Stadsambtenaren maakten een deel van wat toen nog de Boston Common was, vrij voor begrafenissen om de overbevolking van de nabijgelegen King’s Chapel Burying Ground te helpen verlichten. De Granary Burying Ground kreeg zijn huidige naam in 1737 toen een graanschuur, een klein gebouw dat werd gebruikt om graan op te slaan, werd verplaatst naar de plaats waar nu de Park Street Church staat. Alle begravingen in de Granary werden in 1880 gestaakt.
De Granary Burying Grounds bevat ongeveer 2.345 grafstenen en graven, hoewel er naar schatting 5.000 mensen op deze plaats zijn begraven. De grafstenen zijn voornamelijk van leisteen, met een enkele van groensteen of marmer.

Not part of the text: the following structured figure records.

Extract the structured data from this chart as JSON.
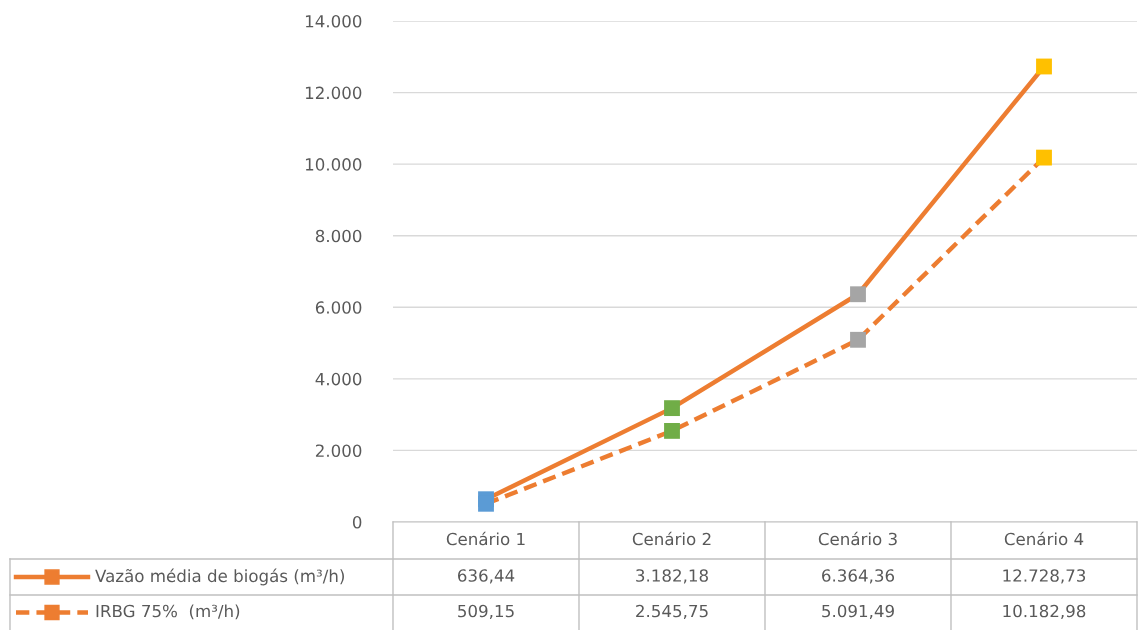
{
  "chart_data": {
    "type": "line",
    "categories": [
      "Cenário 1",
      "Cenário 2",
      "Cenário 3",
      "Cenário 4"
    ],
    "series": [
      {
        "name": "Vazão média de biogás (m³/h)",
        "color": "#ed7d31",
        "line_style": "solid",
        "values": [
          636.44,
          3182.18,
          6364.36,
          12728.73
        ],
        "value_labels": [
          "636,44",
          "3.182,18",
          "6.364,36",
          "12.728,73"
        ]
      },
      {
        "name": "IRBG 75%  (m³/h)",
        "color": "#ed7d31",
        "line_style": "dashed",
        "values": [
          509.15,
          2545.75,
          5091.49,
          10182.98
        ],
        "value_labels": [
          "509,15",
          "2.545,75",
          "5.091,49",
          "10.182,98"
        ]
      }
    ],
    "colors": [
      "#5b9bd5",
      "#70ad47",
      "#a5a5a5",
      "#ffc000"
    ],
    "marker": "square",
    "ylim": [
      0,
      14000
    ],
    "yticks": [
      0,
      {
        "value": 2000,
        "label": "2.000"
      },
      {
        "value": 4000,
        "label": "4.000"
      },
      {
        "value": 6000,
        "label": "6.000"
      },
      {
        "value": 8000,
        "label": "8.000"
      },
      {
        "value": 10000,
        "label": "10.000"
      },
      {
        "value": 12000,
        "label": "12.000"
      },
      {
        "value": 14000,
        "label": "14.000"
      }
    ],
    "grid": "y",
    "legend": "bottom"
  }
}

De oorspronkelijke lukrake opstelling van de grafstenen werd in de loop der jaren herschikt in rechtere rijen om tegemoet te komen aan zowel de negentiende-eeuwse esthetiek als de moderne grasmaaier. In het midden van de negentiende eeuw werden in de graanschuur veel groenaanlegprojecten uitgevoerd, zoals de aanleg van voetpaden en de aanplant van schaduwbomen en struiken.
Binnen de muren van de graanschuur liggen de stoffelijke resten van duizenden burgers en notabelen van Boston. Naast gouverneurs van Massachusetts, burgemeesters en geestelijken, vinden bezoekers de graven van drie ondertekenaars van de Onafhankelijkheidsverklaring: Samuel Adams, John Hancock en Robert Treat Paine; Peter Faneuil, weldoener van het beroemde monument in het centrum van Boston; patriot en ambachtsman Paul Revere; James Otis, revolutionair redenaar en advocaat; en vijf slachtoffers van het bloedbad van Boston. In het midden van het terrein herinnert een 25 meter hoge obelisk aan het graf van de ouders van Benjamin Franklin.